The launch of the AMD Fury X cards has been rather tumultuous. There were rumours of selective sample send outs, issues with pre-release cooler pump whine and the fact that while powerful, the cards didn’t look likely to take Nvidia’s performance crown. However, while all that may be true at traditionally HD resolutions, if you scale it all up to three 4K displays and CrossFire two of the Fury X cards together, there’s a whole different story.
Related: AMD Radeon R9 Fury X review
Although each card is ‘limited’ in total RAM to just 4GB (compared with Titan X 12GB GDDR5), in many of the games tested by Tweaktown, the Fury X cards came out on top. While Tomb Raider and Metro Last Light proved to be more compatible with Nvidia hardware, AMD’s new water cooled GPUs were able to take home the gold in Battlefield 4, Shadow of Mordor and Bioshock Infinite.

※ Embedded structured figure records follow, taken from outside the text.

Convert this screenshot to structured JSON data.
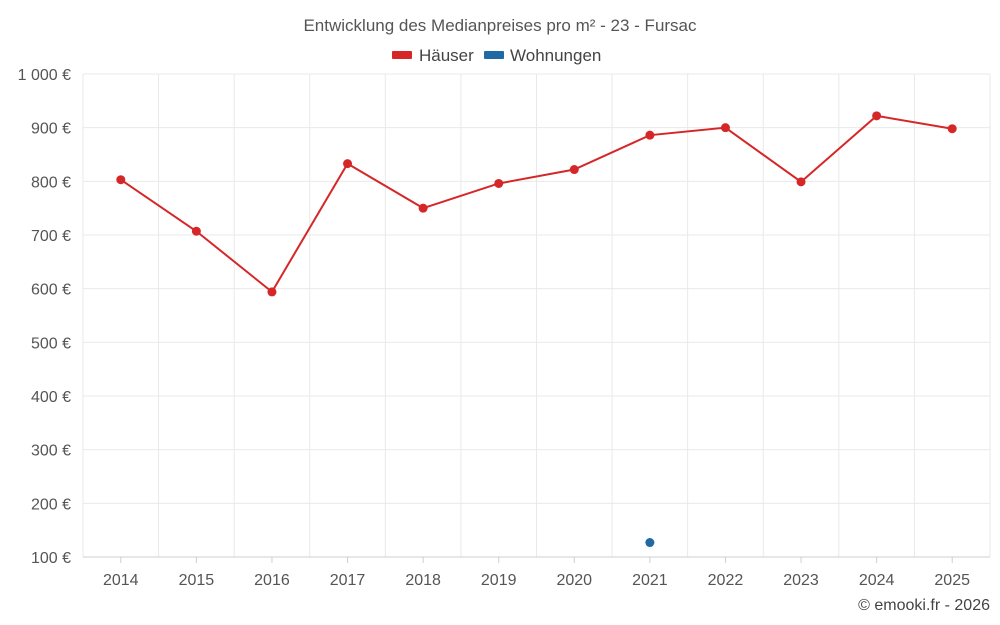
{
  "chart_data": {
    "type": "line",
    "title": "Entwicklung des Medianpreises pro m² - 23 - Fursac",
    "categories": [
      "2014",
      "2015",
      "2016",
      "2017",
      "2018",
      "2019",
      "2020",
      "2021",
      "2022",
      "2023",
      "2024",
      "2025"
    ],
    "ylim": [
      100,
      1000
    ],
    "yticks": [
      100,
      200,
      300,
      400,
      500,
      600,
      700,
      800,
      900,
      1000
    ],
    "ytick_labels": [
      "100 €",
      "200 €",
      "300 €",
      "400 €",
      "500 €",
      "600 €",
      "700 €",
      "800 €",
      "900 €",
      "1 000 €"
    ],
    "grid": true,
    "legend_position": "top-center",
    "series": [
      {
        "name": "Häuser",
        "color": "#d62728",
        "values": [
          803,
          707,
          594,
          833,
          750,
          796,
          822,
          886,
          900,
          799,
          922,
          898
        ]
      },
      {
        "name": "Wohnungen",
        "color": "#1f6aa5",
        "values": [
          null,
          null,
          null,
          null,
          null,
          null,
          null,
          127,
          null,
          null,
          null,
          null
        ]
      }
    ]
  },
  "credit": "© emooki.fr - 2026"
}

In each instance, the games were running at mostly-high settings, with the resolution set to a ridiculous 11,520 x 2,160. The fact that any of these cards was delivering playable frame rates at such a resolution is impressive, but it’s even more so when you factor in the architecture differences between AMD and Nvidia hardware.

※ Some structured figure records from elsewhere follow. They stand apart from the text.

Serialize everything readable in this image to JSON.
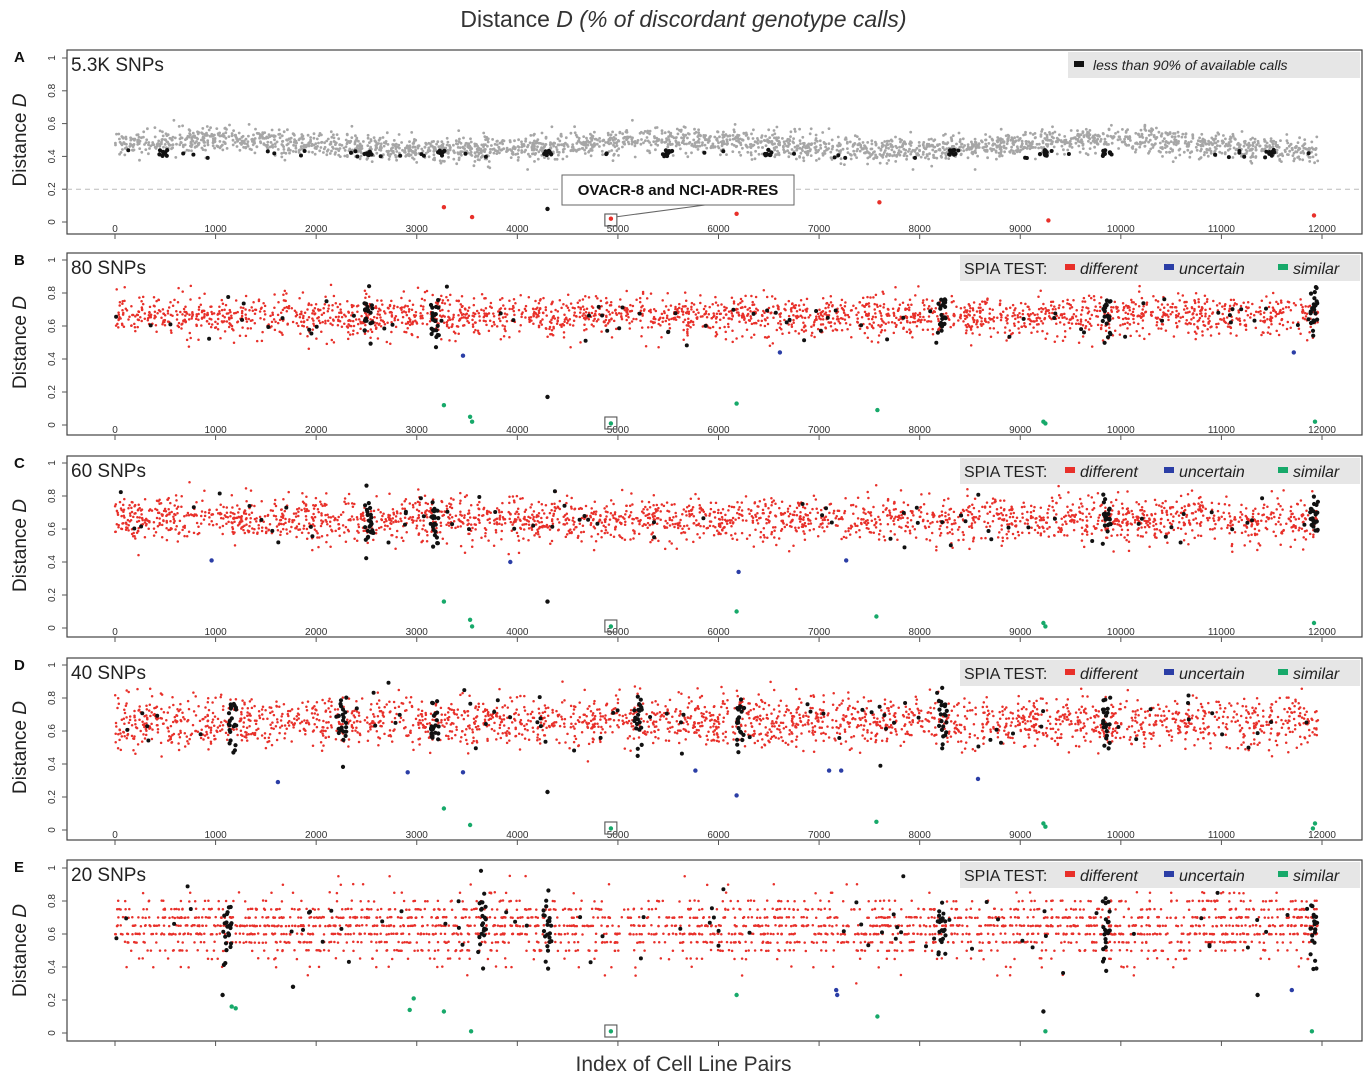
{
  "figure": {
    "title_prefix": "Distance ",
    "title_italic": "D (% of discordant genotype calls)",
    "xlabel": "Index of Cell Line Pairs",
    "ylabel_prefix": "Distance ",
    "ylabel_italic": "D"
  },
  "colors": {
    "different": "#e8302a",
    "uncertain": "#2b3ea6",
    "similar": "#17a96a",
    "low_calls": "#111111",
    "gray_points": "#a6a6a6",
    "frame": "#444444",
    "legend_bg": "#e6e6e6",
    "threshold_line": "#bbbbbb"
  },
  "chart_data": [
    {
      "type": "scatter",
      "panel": "A",
      "label": "5.3K SNPs",
      "xlim": [
        0,
        12000
      ],
      "ylim": [
        0,
        1
      ],
      "xticks": [
        0,
        1000,
        2000,
        3000,
        4000,
        5000,
        6000,
        7000,
        8000,
        9000,
        10000,
        11000,
        12000
      ],
      "xtick_labels": [
        "0",
        "1000",
        "2000",
        "3000",
        "4000",
        "5000",
        "6000",
        "7000",
        "8000",
        "9000",
        "10000",
        "11000",
        "12000"
      ],
      "yticks": [
        0,
        0.2,
        0.4,
        0.6,
        0.8,
        1
      ],
      "ytick_labels": [
        "0",
        "0.2",
        "0.4",
        "0.6",
        "0.8",
        "1"
      ],
      "threshold": 0.2,
      "legend": {
        "items": [
          {
            "label": "less than 90% of available calls",
            "color": "#111111"
          }
        ]
      },
      "annotation": {
        "text": "OVACR-8 and NCI-ADR-RES",
        "x": 4930,
        "y": 0.02
      },
      "bulk_band": {
        "x_range": [
          0,
          11960
        ],
        "center": 0.47,
        "spread": 0.05,
        "color_key": "gray_points"
      },
      "cluster_x": [
        480,
        2520,
        3250,
        4300,
        5500,
        6500,
        8330,
        9230,
        9860,
        11500
      ],
      "low_points": [
        {
          "x": 3270,
          "y": 0.09,
          "class": "different"
        },
        {
          "x": 3550,
          "y": 0.03,
          "class": "different"
        },
        {
          "x": 4300,
          "y": 0.08,
          "class": "low_calls"
        },
        {
          "x": 4930,
          "y": 0.02,
          "class": "different"
        },
        {
          "x": 6180,
          "y": 0.05,
          "class": "different"
        },
        {
          "x": 7600,
          "y": 0.12,
          "class": "different"
        },
        {
          "x": 9280,
          "y": 0.01,
          "class": "different"
        },
        {
          "x": 11920,
          "y": 0.04,
          "class": "different"
        }
      ]
    },
    {
      "type": "scatter",
      "panel": "B",
      "label": "80 SNPs",
      "xlim": [
        0,
        12000
      ],
      "ylim": [
        0,
        1
      ],
      "xticks": [
        0,
        1000,
        2000,
        3000,
        4000,
        5000,
        6000,
        7000,
        8000,
        9000,
        10000,
        11000,
        12000
      ],
      "xtick_labels": [
        "0",
        "1000",
        "2000",
        "3000",
        "4000",
        "5000",
        "6000",
        "7000",
        "8000",
        "9000",
        "10000",
        "11000",
        "12000"
      ],
      "yticks": [
        0,
        0.2,
        0.4,
        0.6,
        0.8,
        1
      ],
      "ytick_labels": [
        "0",
        "0.2",
        "0.4",
        "0.6",
        "0.8",
        "1"
      ],
      "legend": {
        "prefix": "SPIA TEST:",
        "items": [
          {
            "label": "different",
            "color": "#e8302a"
          },
          {
            "label": "uncertain",
            "color": "#2b3ea6"
          },
          {
            "label": "similar",
            "color": "#17a96a"
          }
        ]
      },
      "bulk_band": {
        "x_range": [
          0,
          11960
        ],
        "center": 0.66,
        "spread": 0.08,
        "color_key": "different"
      },
      "cluster_x": [
        2520,
        3180,
        8220,
        9860,
        11920
      ],
      "low_points": [
        {
          "x": 3460,
          "y": 0.42,
          "class": "uncertain"
        },
        {
          "x": 6610,
          "y": 0.44,
          "class": "uncertain"
        },
        {
          "x": 11720,
          "y": 0.44,
          "class": "uncertain"
        },
        {
          "x": 4300,
          "y": 0.17,
          "class": "low_calls"
        },
        {
          "x": 3270,
          "y": 0.12,
          "class": "similar"
        },
        {
          "x": 3530,
          "y": 0.05,
          "class": "similar"
        },
        {
          "x": 3550,
          "y": 0.02,
          "class": "similar"
        },
        {
          "x": 4930,
          "y": 0.01,
          "class": "similar"
        },
        {
          "x": 6180,
          "y": 0.13,
          "class": "similar"
        },
        {
          "x": 7580,
          "y": 0.09,
          "class": "similar"
        },
        {
          "x": 9230,
          "y": 0.02,
          "class": "similar"
        },
        {
          "x": 9250,
          "y": 0.01,
          "class": "similar"
        },
        {
          "x": 11930,
          "y": 0.02,
          "class": "similar"
        }
      ]
    },
    {
      "type": "scatter",
      "panel": "C",
      "label": "60 SNPs",
      "xlim": [
        0,
        12000
      ],
      "ylim": [
        0,
        1
      ],
      "xticks": [
        0,
        1000,
        2000,
        3000,
        4000,
        5000,
        6000,
        7000,
        8000,
        9000,
        10000,
        11000,
        12000
      ],
      "xtick_labels": [
        "0",
        "1000",
        "2000",
        "3000",
        "4000",
        "5000",
        "6000",
        "7000",
        "8000",
        "9000",
        "10000",
        "11000",
        "12000"
      ],
      "yticks": [
        0,
        0.2,
        0.4,
        0.6,
        0.8,
        1
      ],
      "ytick_labels": [
        "0",
        "0.2",
        "0.4",
        "0.6",
        "0.8",
        "1"
      ],
      "legend": {
        "prefix": "SPIA TEST:",
        "items": [
          {
            "label": "different",
            "color": "#e8302a"
          },
          {
            "label": "uncertain",
            "color": "#2b3ea6"
          },
          {
            "label": "similar",
            "color": "#17a96a"
          }
        ]
      },
      "bulk_band": {
        "x_range": [
          0,
          11960
        ],
        "center": 0.66,
        "spread": 0.09,
        "color_key": "different"
      },
      "cluster_x": [
        2520,
        3180,
        9860,
        11920
      ],
      "low_points": [
        {
          "x": 960,
          "y": 0.41,
          "class": "uncertain"
        },
        {
          "x": 3930,
          "y": 0.4,
          "class": "uncertain"
        },
        {
          "x": 6200,
          "y": 0.34,
          "class": "uncertain"
        },
        {
          "x": 7270,
          "y": 0.41,
          "class": "uncertain"
        },
        {
          "x": 4300,
          "y": 0.16,
          "class": "low_calls"
        },
        {
          "x": 3270,
          "y": 0.16,
          "class": "similar"
        },
        {
          "x": 3530,
          "y": 0.05,
          "class": "similar"
        },
        {
          "x": 3550,
          "y": 0.01,
          "class": "similar"
        },
        {
          "x": 4930,
          "y": 0.01,
          "class": "similar"
        },
        {
          "x": 6180,
          "y": 0.1,
          "class": "similar"
        },
        {
          "x": 7570,
          "y": 0.07,
          "class": "similar"
        },
        {
          "x": 9230,
          "y": 0.03,
          "class": "similar"
        },
        {
          "x": 9250,
          "y": 0.01,
          "class": "similar"
        },
        {
          "x": 11920,
          "y": 0.03,
          "class": "similar"
        }
      ]
    },
    {
      "type": "scatter",
      "panel": "D",
      "label": "40 SNPs",
      "xlim": [
        0,
        12000
      ],
      "ylim": [
        0,
        1
      ],
      "xticks": [
        0,
        1000,
        2000,
        3000,
        4000,
        5000,
        6000,
        7000,
        8000,
        9000,
        10000,
        11000,
        12000
      ],
      "xtick_labels": [
        "0",
        "1000",
        "2000",
        "3000",
        "4000",
        "5000",
        "6000",
        "7000",
        "8000",
        "9000",
        "10000",
        "11000",
        "12000"
      ],
      "yticks": [
        0,
        0.2,
        0.4,
        0.6,
        0.8,
        1
      ],
      "ytick_labels": [
        "0",
        "0.2",
        "0.4",
        "0.6",
        "0.8",
        "1"
      ],
      "legend": {
        "prefix": "SPIA TEST:",
        "items": [
          {
            "label": "different",
            "color": "#e8302a"
          },
          {
            "label": "uncertain",
            "color": "#2b3ea6"
          },
          {
            "label": "similar",
            "color": "#17a96a"
          }
        ]
      },
      "bulk_band": {
        "x_range": [
          0,
          11960
        ],
        "center": 0.66,
        "spread": 0.1,
        "color_key": "different"
      },
      "cluster_x": [
        1170,
        2260,
        3180,
        5200,
        6220,
        8230,
        9860
      ],
      "low_points": [
        {
          "x": 1620,
          "y": 0.29,
          "class": "uncertain"
        },
        {
          "x": 2910,
          "y": 0.35,
          "class": "uncertain"
        },
        {
          "x": 3460,
          "y": 0.35,
          "class": "uncertain"
        },
        {
          "x": 5770,
          "y": 0.36,
          "class": "uncertain"
        },
        {
          "x": 7100,
          "y": 0.36,
          "class": "uncertain"
        },
        {
          "x": 7220,
          "y": 0.36,
          "class": "uncertain"
        },
        {
          "x": 8580,
          "y": 0.31,
          "class": "uncertain"
        },
        {
          "x": 6180,
          "y": 0.21,
          "class": "uncertain"
        },
        {
          "x": 4300,
          "y": 0.23,
          "class": "low_calls"
        },
        {
          "x": 3270,
          "y": 0.13,
          "class": "similar"
        },
        {
          "x": 3530,
          "y": 0.03,
          "class": "similar"
        },
        {
          "x": 4930,
          "y": 0.01,
          "class": "similar"
        },
        {
          "x": 7570,
          "y": 0.05,
          "class": "similar"
        },
        {
          "x": 9230,
          "y": 0.04,
          "class": "similar"
        },
        {
          "x": 9250,
          "y": 0.02,
          "class": "similar"
        },
        {
          "x": 11930,
          "y": 0.04,
          "class": "similar"
        },
        {
          "x": 11910,
          "y": 0.01,
          "class": "similar"
        }
      ]
    },
    {
      "type": "scatter",
      "panel": "E",
      "label": "20 SNPs",
      "xlim": [
        0,
        12000
      ],
      "ylim": [
        0,
        1
      ],
      "xticks": [
        0,
        1000,
        2000,
        3000,
        4000,
        5000,
        6000,
        7000,
        8000,
        9000,
        10000,
        11000,
        12000
      ],
      "xtick_labels": [],
      "yticks": [
        0,
        0.2,
        0.4,
        0.6,
        0.8,
        1
      ],
      "ytick_labels": [
        "0",
        "0.2",
        "0.4",
        "0.6",
        "0.8",
        "1"
      ],
      "legend": {
        "prefix": "SPIA TEST:",
        "items": [
          {
            "label": "different",
            "color": "#e8302a"
          },
          {
            "label": "uncertain",
            "color": "#2b3ea6"
          },
          {
            "label": "similar",
            "color": "#17a96a"
          }
        ]
      },
      "bulk_band": {
        "x_range": [
          0,
          11960
        ],
        "center": 0.64,
        "spread": 0.13,
        "color_key": "different"
      },
      "cluster_x": [
        1120,
        3650,
        4300,
        8220,
        9860,
        11920
      ],
      "low_points": [
        {
          "x": 1070,
          "y": 0.23,
          "class": "low_calls"
        },
        {
          "x": 1160,
          "y": 0.16,
          "class": "similar"
        },
        {
          "x": 1200,
          "y": 0.15,
          "class": "similar"
        },
        {
          "x": 1770,
          "y": 0.28,
          "class": "low_calls"
        },
        {
          "x": 2930,
          "y": 0.14,
          "class": "similar"
        },
        {
          "x": 2970,
          "y": 0.21,
          "class": "similar"
        },
        {
          "x": 3270,
          "y": 0.13,
          "class": "similar"
        },
        {
          "x": 3540,
          "y": 0.01,
          "class": "similar"
        },
        {
          "x": 4930,
          "y": 0.01,
          "class": "similar"
        },
        {
          "x": 6180,
          "y": 0.23,
          "class": "similar"
        },
        {
          "x": 7170,
          "y": 0.26,
          "class": "uncertain"
        },
        {
          "x": 7180,
          "y": 0.23,
          "class": "uncertain"
        },
        {
          "x": 7580,
          "y": 0.1,
          "class": "similar"
        },
        {
          "x": 9230,
          "y": 0.13,
          "class": "low_calls"
        },
        {
          "x": 9250,
          "y": 0.01,
          "class": "similar"
        },
        {
          "x": 11900,
          "y": 0.01,
          "class": "similar"
        },
        {
          "x": 11360,
          "y": 0.23,
          "class": "low_calls"
        },
        {
          "x": 11700,
          "y": 0.26,
          "class": "uncertain"
        }
      ]
    }
  ]
}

It is worth pointing out that while the average frame rates of the Fury X CrossFire cards were often higher than that of the SLI Titan X and 980 Ti cards, more often than not the minimum frame rate for both those latter cards was higher than AMD’s solution. Of course a more general playable frame rate is preferred, but it’s worth noting that neither company seems to have a catch-all solution for playing at resolutions that are still many years away for mainstream gamers.
What this does at least do, is give us hope that with future generations, driver updates and cooperation with developers, AMD can remain competitive in the desktop GPU game. Because if it can’t, Nvidia has much less incentive to develop industry leading products.